Conclusion: Then $f(t)=g(t)$ for all $t\in\mathbb R$.
Is this true?
Here is my attempt at a proof.
Suppose there is some $a\in\mathbb R$ such that $f(a)\neq g(a)$. Suppose, without loss of generality, that $f(a)-g(a)=L>0$. Then since $f$ and $g$ are cadlag, $f-g$ is also cadlag. Hence $\lim_{t\downarrow a} (f-g)(t)=f(a)-g(a)=L>0$. Let $0<\epsilon<L/2$. Then, we can choose a $\delta>0$ small enough such that for any $t\in(a,a+\delta)$ it holds that $|f(t)-g(t)-L|<\epsilon$. But this implies that $|f(t)-g(t)|>L-\epsilon>L-L/2=L/2>0$ for all $t$ in some contiguous interval. This is not possible since the set where they are unequal has measure zero. Hence $N=\emptyset$ and $f(t)=g(t)$ for all $t\in\mathbb R$.
I didn't use the fact that the left limits exist though, just the right continuity. So the "lag" part is an unnecessary assumption here it seems. So maybe the minimal requirement is that the functions are assumed to have the same type of continuity at every point. In that case, then equality almost everywhere implies equality everywhere? If we allow $f$ to be right-continuous at some point but $g$ being left-continuous, then they are obviously not required to be equal everywhere (just take a step function and shift the filled in point to the other peice).

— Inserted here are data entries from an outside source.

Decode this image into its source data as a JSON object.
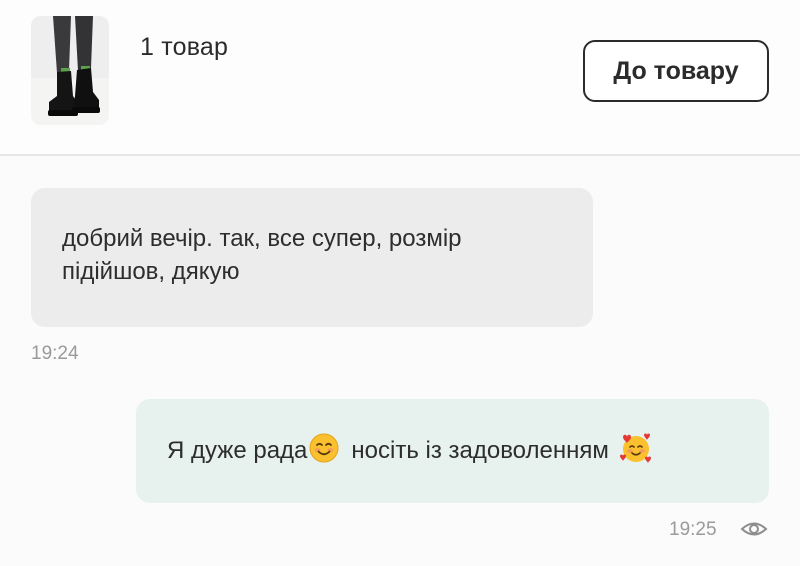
{
  "header": {
    "item_count": "1 товар",
    "go_to_product_label": "До товару",
    "thumbnail_icon": "product-boots-thumbnail"
  },
  "messages": [
    {
      "direction": "incoming",
      "text": "добрий вечір. так, все супер, розмір підійшов, дякую",
      "time": "19:24"
    },
    {
      "direction": "outgoing",
      "text_part1": "Я дуже рада",
      "emoji1": "smiling-face-emoji",
      "text_part2": "носіть із задоволенням",
      "emoji2": "smiling-face-with-hearts-emoji",
      "time": "19:25",
      "status_icon": "eye-icon"
    }
  ],
  "colors": {
    "incoming_bubble": "#ececec",
    "outgoing_bubble": "#e7f1ee",
    "text": "#2d2d2d",
    "timestamp": "#9a9a9a"
  }
}
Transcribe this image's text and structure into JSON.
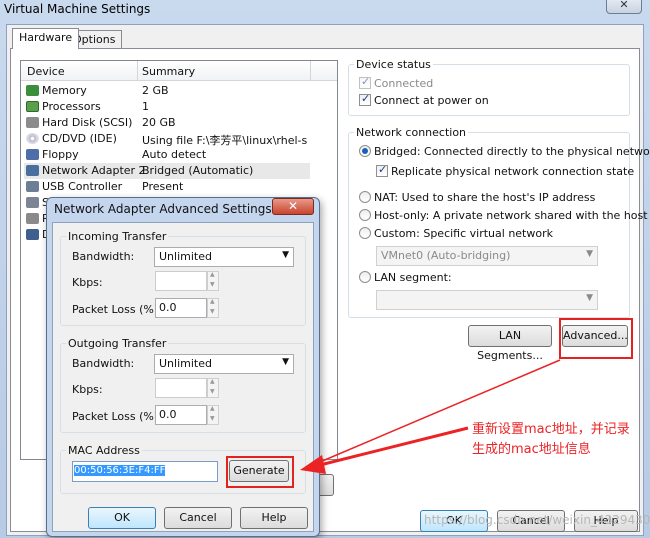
{
  "window": {
    "title": "Virtual Machine Settings",
    "close_glyph": "✕",
    "tabs": [
      {
        "label": "Hardware"
      },
      {
        "label": "Options"
      }
    ]
  },
  "devices": {
    "headers": {
      "device": "Device",
      "summary": "Summary"
    },
    "rows": [
      {
        "name": "Memory",
        "summary": "2 GB",
        "icon": "memory-icon"
      },
      {
        "name": "Processors",
        "summary": "1",
        "icon": "processor-icon"
      },
      {
        "name": "Hard Disk (SCSI)",
        "summary": "20 GB",
        "icon": "hard-disk-icon"
      },
      {
        "name": "CD/DVD (IDE)",
        "summary": "Using file F:\\李芳平\\linux\\rhel-se...",
        "icon": "cd-dvd-icon"
      },
      {
        "name": "Floppy",
        "summary": "Auto detect",
        "icon": "floppy-icon"
      },
      {
        "name": "Network Adapter 2",
        "summary": "Bridged (Automatic)",
        "icon": "network-adapter-icon",
        "selected": true
      },
      {
        "name": "USB Controller",
        "summary": "Present",
        "icon": "usb-icon"
      },
      {
        "name": "S",
        "summary": "",
        "icon": "sound-icon"
      },
      {
        "name": "P",
        "summary": "",
        "icon": "printer-icon"
      },
      {
        "name": "D",
        "summary": "",
        "icon": "display-icon"
      }
    ]
  },
  "device_status": {
    "group_label": "Device status",
    "connected": {
      "label": "Connected",
      "checked": true,
      "disabled": true
    },
    "connect_at_power_on": {
      "label": "Connect at power on",
      "checked": true
    }
  },
  "network_connection": {
    "group_label": "Network connection",
    "bridged": "Bridged: Connected directly to the physical network",
    "replicate": "Replicate physical network connection state",
    "nat": "NAT: Used to share the host's IP address",
    "host_only": "Host-only: A private network shared with the host",
    "custom": "Custom: Specific virtual network",
    "vmnet_value": "VMnet0 (Auto-bridging)",
    "lan_segment": "LAN segment:",
    "lan_segment_value": "",
    "selected": "bridged"
  },
  "buttons": {
    "lan_segments": "LAN Segments...",
    "advanced": "Advanced...",
    "ok": "OK",
    "cancel": "Cancel",
    "help": "Help"
  },
  "advanced_dialog": {
    "title": "Network Adapter Advanced Settings",
    "close_glyph": "✕",
    "incoming": {
      "group_label": "Incoming Transfer",
      "bandwidth_label": "Bandwidth:",
      "bandwidth_value": "Unlimited",
      "kbps_label": "Kbps:",
      "kbps_value": "",
      "packet_loss_label": "Packet Loss (%):",
      "packet_loss_value": "0.0"
    },
    "outgoing": {
      "group_label": "Outgoing Transfer",
      "bandwidth_label": "Bandwidth:",
      "bandwidth_value": "Unlimited",
      "kbps_label": "Kbps:",
      "kbps_value": "",
      "packet_loss_label": "Packet Loss (%):",
      "packet_loss_value": "0.0"
    },
    "mac": {
      "group_label": "MAC Address",
      "value": "00:50:56:3E:F4:FF",
      "generate_label": "Generate"
    },
    "buttons": {
      "ok": "OK",
      "cancel": "Cancel",
      "help": "Help"
    }
  },
  "annotation": {
    "line1": "重新设置mac地址，并记录",
    "line2": "生成的mac地址信息",
    "color": "#ec2325"
  },
  "watermark": {
    "text": "https://blog.csdn.net/weixin_43294304"
  }
}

In particular, I'm interested in $f$ a cadlag function that has a finite number of jump discontinuities on any bounded interval (e.g. a step-function sample path of a continuous time Markov process), and $g$ is equal almost everywhere to $f$, then it must be equal to $f$ everywhere. This is a simpler case, since this $f$ is continuous on a countable list of intervals. Of course, a cadlag function is not necessarily piecewise continuous (see: https://mathoverflow.net/questions/379332/is-a-function-piecewise-continuous-if-it-has-a-left-limit-and-a-right-limit-at-e).
If the two functions are continuous and equal almost everywhere, then they are equal everywhere, see: If two continuous functions are equal almost everywhere on $[a,b]$, then they are equal everywhere on $[a,b]$
Am I overlooking anything?